Just so understaffed finding time for anything is a nightmare :(
Vote:
 

Of the easy things to try, indexing shaved 50% off. 

Also, scaling up the site made a big difference too - reducing by another 50%. Whether that is because initial scale is too low, or there is some heavy hitting initialisation task going on, I don't know yet. 

So, those two changes had it approaching original levels (around 2 mins) but not quite all the way there, being more like 3 mins. 

But I have some off issue whereby those indexes have for some reason been reverted. I can't imagine that happened any way but automatically. Having a word with some systems people. 

Still severely pushed for time to try anything remotely more time consuming until mid/late next week. 

#249613
Mar 05, 2021 14:09
Vote:
 

Chris - good to know some solutions work for you.

When optimizing keep in mind the Initial load always takes a little more time than usual. That's why for Preproduction and production it is recommended to warm up the slot before swapping. 

#249615
Mar 05, 2021 14:32
Vote:
 

Turns out some of the indexes were reverted automatically because negatively impacted some queries.

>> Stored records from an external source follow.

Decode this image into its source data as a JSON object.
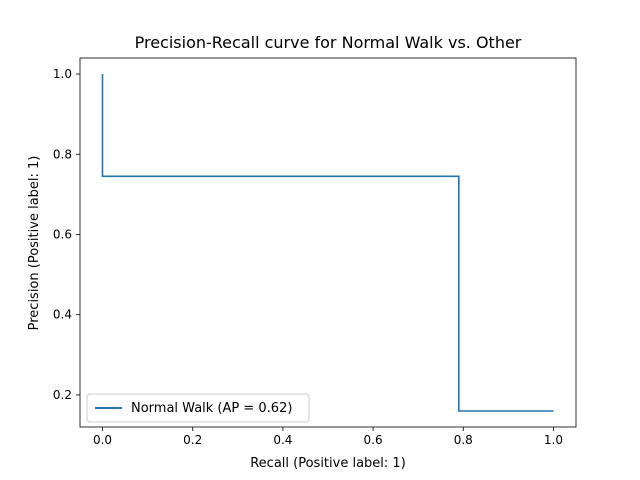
{
  "chart_data": {
    "type": "line",
    "title": "Precision-Recall curve for Normal Walk vs. Other",
    "xlabel": "Recall (Positive label: 1)",
    "ylabel": "Precision (Positive label: 1)",
    "xlim": [
      -0.05,
      1.05
    ],
    "ylim": [
      0.12,
      1.04
    ],
    "x_ticks": [
      0.0,
      0.2,
      0.4,
      0.6,
      0.8,
      1.0
    ],
    "y_ticks": [
      0.2,
      0.4,
      0.6,
      0.8,
      1.0
    ],
    "x_tick_labels": [
      "0.0",
      "0.2",
      "0.4",
      "0.6",
      "0.8",
      "1.0"
    ],
    "y_tick_labels": [
      "0.2",
      "0.4",
      "0.6",
      "0.8",
      "1.0"
    ],
    "grid": false,
    "legend_position": "lower-left",
    "series": [
      {
        "name": "Normal Walk (AP = 0.62)",
        "color": "#1f77b4",
        "step": true,
        "x": [
          0.0,
          0.0,
          0.79,
          0.79,
          1.0
        ],
        "y": [
          1.0,
          0.745,
          0.745,
          0.16,
          0.16
        ]
      }
    ]
  }
}
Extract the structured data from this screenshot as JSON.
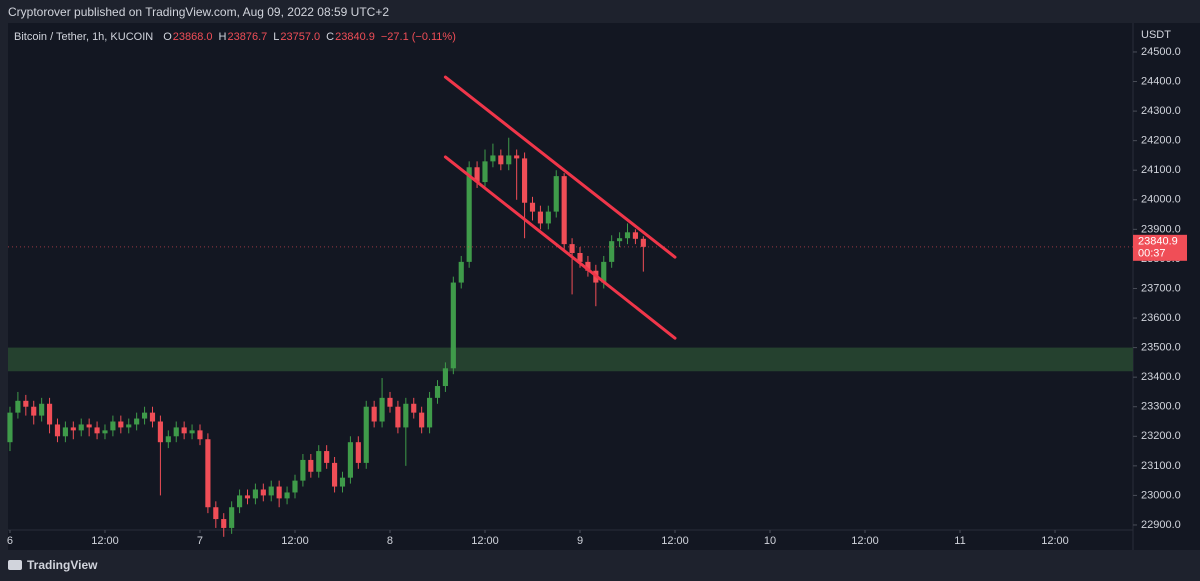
{
  "chart_data": {
    "type": "candlestick",
    "published": "Cryptorover published on TradingView.com, Aug 09, 2022 08:59 UTC+2",
    "symbol": "Bitcoin / Tether, 1h, KUCOIN",
    "ohlc_legend": [
      {
        "key": "O",
        "text": "23868.0"
      },
      {
        "key": "H",
        "text": "23876.7"
      },
      {
        "key": "L",
        "text": "23757.0"
      },
      {
        "key": "C",
        "text": "23840.9"
      }
    ],
    "change": "−27.1 (−0.11%)",
    "currency": "USDT",
    "price_tag": {
      "price": "23840.9",
      "countdown": "00:37"
    },
    "footer": "TradingView",
    "up_color": "#3f9b4a",
    "down_color": "#f04e57",
    "x": [
      0,
      1,
      2,
      3,
      4,
      5,
      6,
      7,
      8,
      9,
      10,
      11,
      12,
      13,
      14,
      15,
      16,
      17,
      18,
      19,
      20,
      21,
      22,
      23,
      24,
      25,
      26,
      27,
      28,
      29,
      30,
      31,
      32,
      33,
      34,
      35,
      36,
      37,
      38,
      39,
      40,
      41,
      42,
      43,
      44,
      45,
      46,
      47,
      48,
      49,
      50,
      51,
      52,
      53,
      54,
      55,
      56,
      57,
      58,
      59,
      60,
      61,
      62,
      63,
      64,
      65,
      66,
      67,
      68,
      69,
      70,
      71,
      72,
      73,
      74,
      75,
      76,
      77,
      78,
      79,
      80
    ],
    "open": [
      23180,
      23280,
      23320,
      23300,
      23270,
      23310,
      23240,
      23200,
      23230,
      23220,
      23240,
      23230,
      23210,
      23220,
      23250,
      23230,
      23240,
      23260,
      23280,
      23250,
      23180,
      23200,
      23230,
      23210,
      23220,
      23190,
      22960,
      22920,
      22890,
      22960,
      23000,
      22990,
      23020,
      23000,
      23030,
      22990,
      23010,
      23050,
      23120,
      23080,
      23150,
      23110,
      23030,
      23060,
      23180,
      23110,
      23300,
      23250,
      23330,
      23300,
      23230,
      23310,
      23280,
      23230,
      23330,
      23370,
      23430,
      23720,
      23790,
      24110,
      24060,
      24130,
      24150,
      24120,
      24150,
      24140,
      23990,
      23960,
      23920,
      23960,
      24080,
      23850,
      23820,
      23790,
      23760,
      23720,
      23790,
      23860,
      23870,
      23890,
      23868
    ],
    "high": [
      23300,
      23350,
      23340,
      23320,
      23330,
      23330,
      23260,
      23250,
      23250,
      23260,
      23260,
      23250,
      23240,
      23270,
      23270,
      23260,
      23280,
      23300,
      23300,
      23270,
      23220,
      23250,
      23250,
      23240,
      23240,
      23210,
      22980,
      22940,
      22980,
      23020,
      23020,
      23040,
      23040,
      23050,
      23050,
      23030,
      23070,
      23140,
      23140,
      23170,
      23170,
      23130,
      23080,
      23200,
      23200,
      23320,
      23320,
      23397,
      23350,
      23320,
      23330,
      23330,
      23300,
      23350,
      23390,
      23450,
      23740,
      23810,
      24130,
      24130,
      24170,
      24190,
      24170,
      24210,
      24170,
      24160,
      24010,
      23980,
      23980,
      24100,
      24090,
      23870,
      23840,
      23810,
      23780,
      23810,
      23880,
      23890,
      23920,
      23900,
      23876.7
    ],
    "low": [
      23150,
      23260,
      23270,
      23240,
      23250,
      23210,
      23180,
      23180,
      23190,
      23200,
      23200,
      23190,
      23190,
      23200,
      23210,
      23210,
      23220,
      23240,
      23230,
      23000,
      23160,
      23180,
      23190,
      23190,
      23170,
      22940,
      22890,
      22860,
      22870,
      22940,
      22970,
      22970,
      22980,
      22980,
      22960,
      22970,
      22990,
      23030,
      23060,
      23060,
      23090,
      23010,
      23010,
      23040,
      23090,
      23090,
      23230,
      23230,
      23280,
      23210,
      23100,
      23260,
      23210,
      23210,
      23310,
      23350,
      23410,
      23700,
      23770,
      24040,
      24040,
      24110,
      24100,
      24100,
      24000,
      23870,
      23930,
      23900,
      23900,
      23940,
      23830,
      23680,
      23770,
      23740,
      23640,
      23700,
      23770,
      23840,
      23850,
      23850,
      23757
    ],
    "close": [
      23280,
      23320,
      23300,
      23270,
      23310,
      23240,
      23200,
      23230,
      23220,
      23240,
      23230,
      23210,
      23220,
      23250,
      23230,
      23240,
      23260,
      23280,
      23250,
      23180,
      23200,
      23230,
      23210,
      23220,
      23190,
      22960,
      22920,
      22890,
      22960,
      23000,
      22990,
      23020,
      23000,
      23030,
      22990,
      23010,
      23050,
      23120,
      23080,
      23150,
      23110,
      23030,
      23060,
      23180,
      23110,
      23300,
      23250,
      23330,
      23300,
      23230,
      23310,
      23280,
      23230,
      23330,
      23370,
      23430,
      23720,
      23790,
      24110,
      24060,
      24130,
      24150,
      24120,
      24150,
      24140,
      23990,
      23960,
      23920,
      23960,
      24080,
      23850,
      23820,
      23790,
      23760,
      23720,
      23790,
      23860,
      23870,
      23890,
      23868,
      23840.9
    ],
    "zone": {
      "low": 23420,
      "high": 23500,
      "color": "#25412f"
    },
    "channel": {
      "color": "#f0364a",
      "upper": [
        [
          55,
          24415
        ],
        [
          84,
          23806
        ]
      ],
      "lower": [
        [
          55,
          24145
        ],
        [
          84,
          23532
        ]
      ]
    },
    "xlim": [
      -0.25,
      141.85
    ],
    "xticks": [
      {
        "value": 0,
        "label": "6"
      },
      {
        "value": 12,
        "label": "12:00"
      },
      {
        "value": 24,
        "label": "7"
      },
      {
        "value": 36,
        "label": "12:00"
      },
      {
        "value": 48,
        "label": "8"
      },
      {
        "value": 60,
        "label": "12:00"
      },
      {
        "value": 72,
        "label": "9"
      },
      {
        "value": 84,
        "label": "12:00"
      },
      {
        "value": 96,
        "label": "10"
      },
      {
        "value": 108,
        "label": "12:00"
      },
      {
        "value": 120,
        "label": "11"
      },
      {
        "value": 132,
        "label": "12:00"
      }
    ],
    "ylim": [
      22883,
      24598
    ],
    "yticks": [
      {
        "value": 22900,
        "label": "22900.0"
      },
      {
        "value": 23000,
        "label": "23000.0"
      },
      {
        "value": 23100,
        "label": "23100.0"
      },
      {
        "value": 23200,
        "label": "23200.0"
      },
      {
        "value": 23300,
        "label": "23300.0"
      },
      {
        "value": 23400,
        "label": "23400.0"
      },
      {
        "value": 23500,
        "label": "23500.0"
      },
      {
        "value": 23600,
        "label": "23600.0"
      },
      {
        "value": 23700,
        "label": "23700.0"
      },
      {
        "value": 23800,
        "label": "23800.0"
      },
      {
        "value": 23900,
        "label": "23900.0"
      },
      {
        "value": 24000,
        "label": "24000.0"
      },
      {
        "value": 24100,
        "label": "24100.0"
      },
      {
        "value": 24200,
        "label": "24200.0"
      },
      {
        "value": 24300,
        "label": "24300.0"
      },
      {
        "value": 24400,
        "label": "24400.0"
      },
      {
        "value": 24500,
        "label": "24500.0"
      }
    ]
  }
}
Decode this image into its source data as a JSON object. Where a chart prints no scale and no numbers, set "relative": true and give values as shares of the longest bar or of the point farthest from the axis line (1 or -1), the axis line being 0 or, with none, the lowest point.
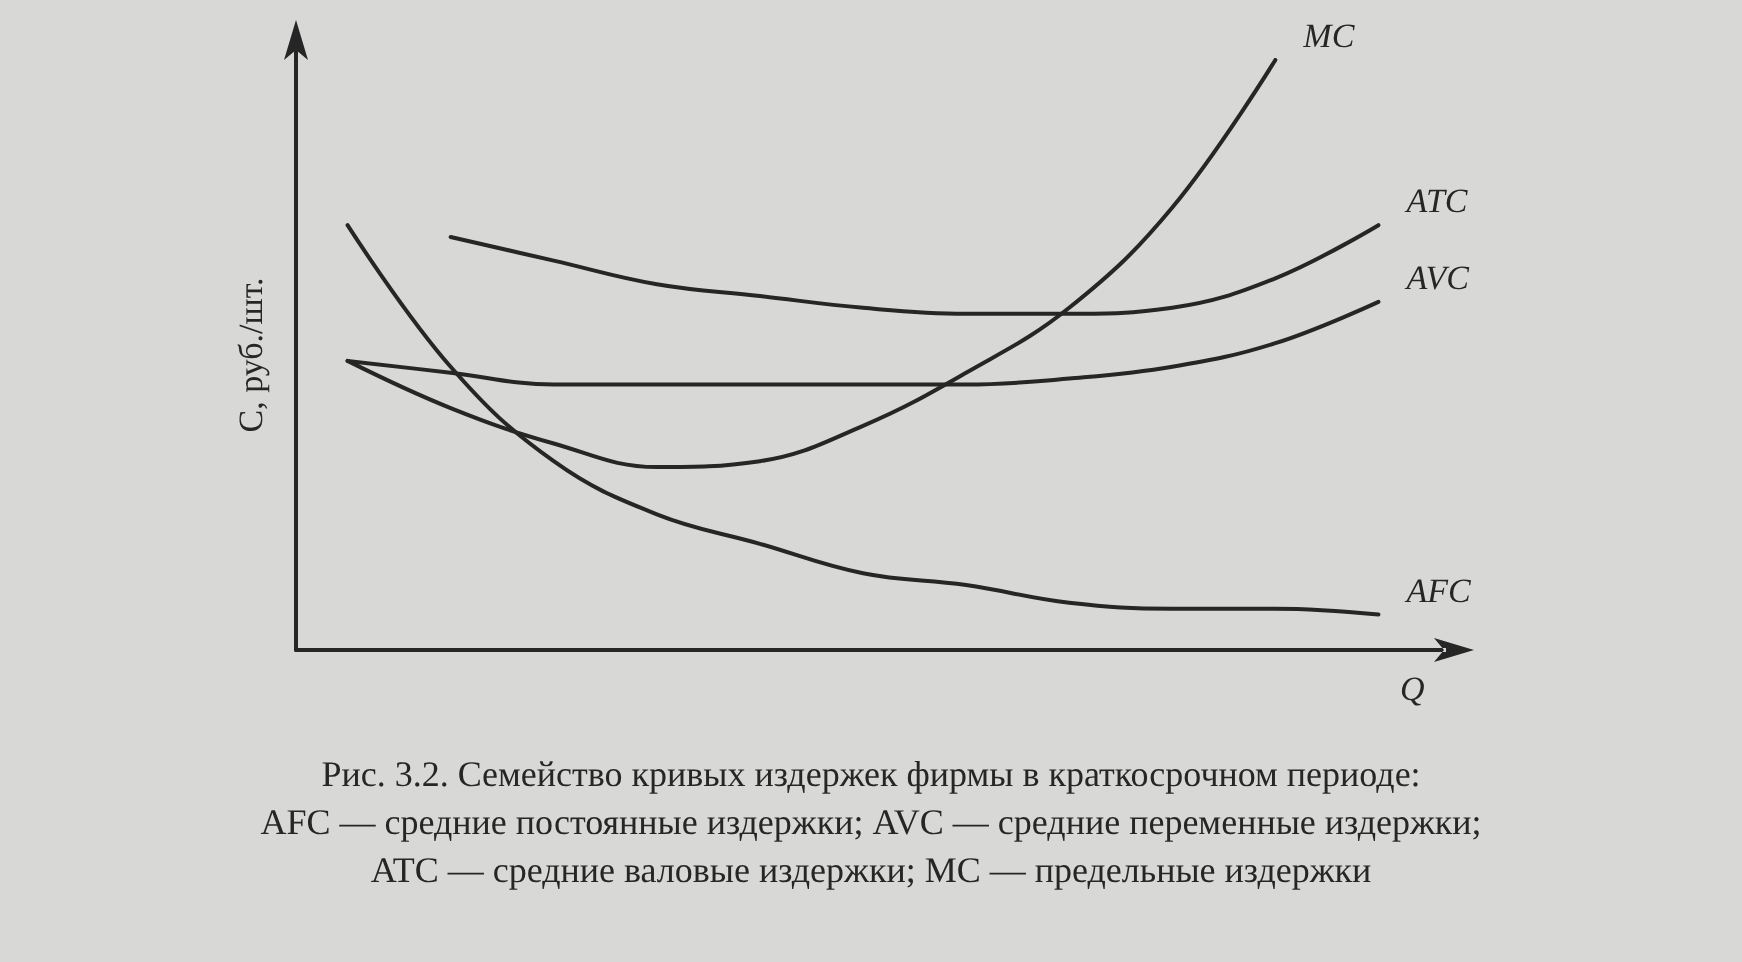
{
  "chart_data": {
    "type": "line",
    "relative": true,
    "xlabel": "Q",
    "ylabel": "C, руб./шт.",
    "categories": [
      null,
      null,
      null,
      null,
      null,
      null,
      null,
      null,
      null,
      null,
      null
    ],
    "series": [
      {
        "name": "ATC",
        "color": "#262626",
        "values": [
          null,
          0.7,
          0.66,
          0.62,
          0.6,
          0.58,
          0.57,
          0.57,
          0.58,
          0.63,
          0.72
        ]
      },
      {
        "name": "MC",
        "color": "#262626",
        "values": [
          0.49,
          0.41,
          0.35,
          0.31,
          0.32,
          0.38,
          0.47,
          0.58,
          0.75,
          1.0,
          null
        ]
      },
      {
        "name": "AVC",
        "color": "#262626",
        "values": [
          0.49,
          0.47,
          0.45,
          0.45,
          0.45,
          0.45,
          0.45,
          0.46,
          0.48,
          0.52,
          0.59
        ]
      },
      {
        "name": "AFC",
        "color": "#262626",
        "values": [
          0.72,
          0.48,
          0.32,
          0.23,
          0.18,
          0.13,
          0.11,
          0.08,
          0.07,
          0.07,
          0.06
        ]
      }
    ],
    "annotations": [
      "Рис. 3.2. Семейство кривых издержек фирмы в краткосрочном периоде:",
      "AFC — средние постоянные издержки; AVC — средние переменные издержки;",
      "ATC — средние валовые издержки; MC — предельные издержки"
    ],
    "legend": false,
    "grid": false,
    "marker": "none",
    "line_style": "solid"
  }
}
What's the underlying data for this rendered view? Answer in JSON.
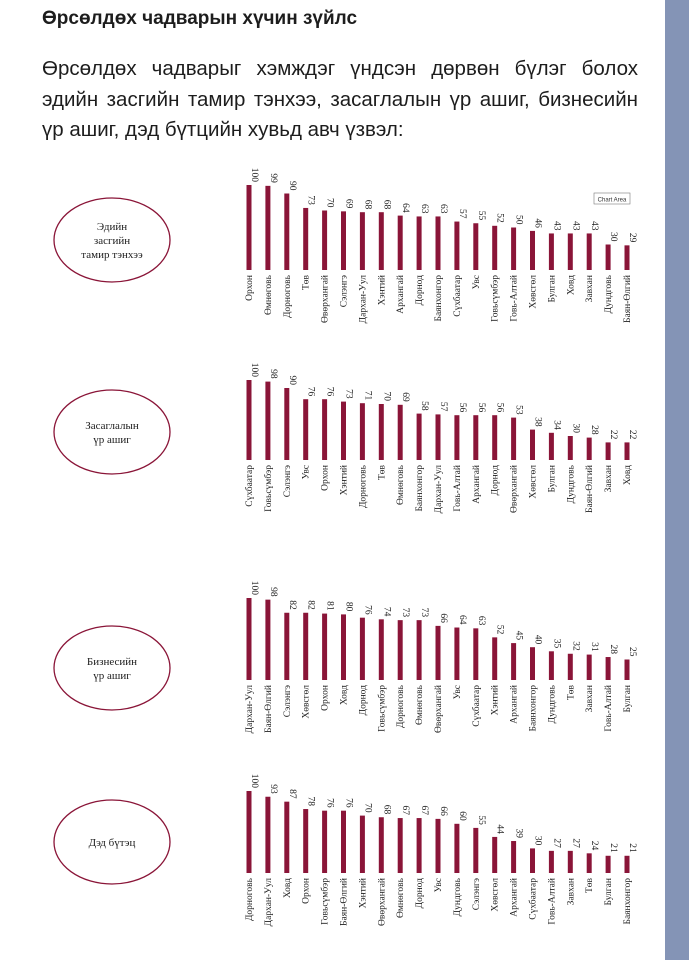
{
  "heading": "Өрсөлдөх чадварын хүчин зүйлс",
  "intro": "Өрсөлдөх чадварыг хэмждэг үндсэн дөрвөн бүлэг болох эдийн засгийн тамир тэнхээ, засаглалын үр ашиг, бизнесийн үр ашиг, дэд бүтцийн хувьд авч үзвэл:",
  "colors": {
    "bar": "#8a1538",
    "ellipse": "#8a1538",
    "sidebar": "#8494b6"
  },
  "chart_tooltip": "Chart Area",
  "chart_data": [
    {
      "type": "bar",
      "panel_label": [
        "Эдийн",
        "засгийн",
        "тамир тэнхээ"
      ],
      "categories": [
        "Орхон",
        "Өмнөговь",
        "Дорноговь",
        "Төв",
        "Өвөрхангай",
        "Сэлэнгэ",
        "Дархан-Уул",
        "Хэнтий",
        "Архангай",
        "Дорнод",
        "Баянхонгор",
        "Сүхбаатар",
        "Увс",
        "Говьсүмбэр",
        "Говь-Алтай",
        "Хөвсгөл",
        "Булган",
        "Ховд",
        "Завхан",
        "Дундговь",
        "Баян-Өлгий"
      ],
      "values": [
        100,
        99,
        90,
        73,
        70,
        69,
        68,
        68,
        64,
        63,
        63,
        57,
        55,
        52,
        50,
        46,
        43,
        43,
        43,
        30,
        29
      ]
    },
    {
      "type": "bar",
      "panel_label": [
        "Засаглалын",
        "үр ашиг"
      ],
      "categories": [
        "Сүхбаатар",
        "Говьсүмбэр",
        "Сэлэнгэ",
        "Увс",
        "Орхон",
        "Хэнтий",
        "Дорноговь",
        "Төв",
        "Өмнөговь",
        "Баянхонгор",
        "Дархан-Уул",
        "Говь-Алтай",
        "Архангай",
        "Дорнод",
        "Өвөрхангай",
        "Хөвсгөл",
        "Булган",
        "Дундговь",
        "Баян-Өлгий",
        "Завхан",
        "Ховд"
      ],
      "values": [
        100,
        98,
        90,
        76,
        76,
        73,
        71,
        70,
        69,
        58,
        57,
        56,
        56,
        56,
        53,
        38,
        34,
        30,
        28,
        22,
        22
      ]
    },
    {
      "type": "bar",
      "panel_label": [
        "Бизнесийн",
        "үр ашиг"
      ],
      "categories": [
        "Дархан-Уул",
        "Баян-Өлгий",
        "Сэлэнгэ",
        "Хөвсгөл",
        "Орхон",
        "Ховд",
        "Дорнод",
        "Говьсүмбэр",
        "Дорноговь",
        "Өмнөговь",
        "Өвөрхангай",
        "Увс",
        "Сүхбаатар",
        "Хэнтий",
        "Архангай",
        "Баянхонгор",
        "Дундговь",
        "Төв",
        "Завхан",
        "Говь-Алтай",
        "Булган"
      ],
      "values": [
        100,
        98,
        82,
        82,
        81,
        80,
        76,
        74,
        73,
        73,
        66,
        64,
        63,
        52,
        45,
        40,
        35,
        32,
        31,
        28,
        25
      ]
    },
    {
      "type": "bar",
      "panel_label": [
        "Дэд бүтэц"
      ],
      "categories": [
        "Дорноговь",
        "Дархан-Уул",
        "Ховд",
        "Орхон",
        "Говьсүмбэр",
        "Баян-Өлгий",
        "Хэнтий",
        "Өвөрхангай",
        "Өмнөговь",
        "Дорнод",
        "Увс",
        "Дундговь",
        "Сэлэнгэ",
        "Хөвсгөл",
        "Архангай",
        "Сүхбаатар",
        "Говь-Алтай",
        "Завхан",
        "Төв",
        "Булган",
        "Баянхонгор"
      ],
      "values": [
        100,
        93,
        87,
        78,
        76,
        76,
        70,
        68,
        67,
        67,
        66,
        60,
        55,
        44,
        39,
        30,
        27,
        27,
        24,
        21,
        21
      ]
    }
  ]
}
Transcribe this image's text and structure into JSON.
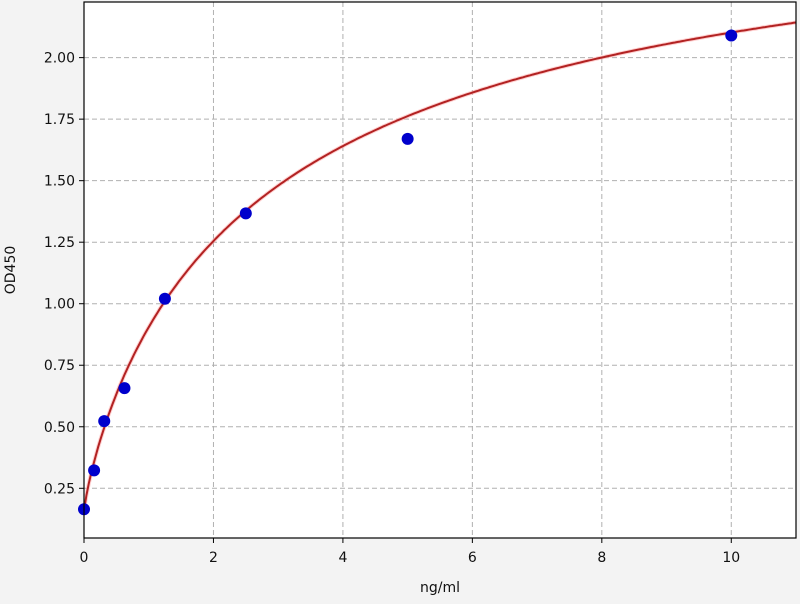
{
  "chart_data": {
    "type": "scatter",
    "title": "",
    "xlabel": "ng/ml",
    "ylabel": "OD450",
    "xlim": [
      0,
      11
    ],
    "ylim": [
      0.048,
      2.226
    ],
    "xticks": [
      0,
      2,
      4,
      6,
      8,
      10
    ],
    "xtick_labels": [
      "0",
      "2",
      "4",
      "6",
      "8",
      "10"
    ],
    "yticks": [
      0.25,
      0.5,
      0.75,
      1.0,
      1.25,
      1.5,
      1.75,
      2.0
    ],
    "ytick_labels": [
      "0.25",
      "0.50",
      "0.75",
      "1.00",
      "1.25",
      "1.50",
      "1.75",
      "2.00"
    ],
    "grid": true,
    "series": [
      {
        "kind": "points",
        "color": "#0000cc",
        "x": [
          0,
          0.156,
          0.3125,
          0.625,
          1.25,
          2.5,
          5,
          10
        ],
        "y": [
          0.165,
          0.323,
          0.523,
          0.657,
          1.02,
          1.367,
          1.67,
          2.09
        ]
      },
      {
        "kind": "fit-curve",
        "color": "#b22222"
      }
    ]
  }
}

Will have to see it has more data on what exactly those queries were...

As for warming up slots, still need to wrap my head around that. I think from my previous reading it will only work for slot swapping - which, unfortunately, I still have to make some (a lot) changes for that to work :/ 

#249616
Mar 05, 2021 14:36
Vote:
 

Thought I would post an update.

So, set up a secondary "production" slot, and deploying to that and swapping has greatly reduced init time - less than a minute. And I know I can improve that. 

Time for that new slot to come up was around the original two minutes.

However, it feels like whichever slot is using the file contents of the original slot slower. I can track which is which by a particualr folder. The first time  swapped to production, it was fairly quick, swapping back was slower again. Then swapping again today, was much faster again.

Anyway, this is a temporary measure at best. I cannot leave it running due to licensing issues, so I will need to get my staging swappable with production. It just gives me some leeway, and I no longer need to get up extra early for deployments.

Also, the DB has finally settled too. 

#250250
Mar 16, 2021 8:48
* You are NOT allowed to include any hyperlinks in the post because your account hasn't associated to your company. User profile should be updated.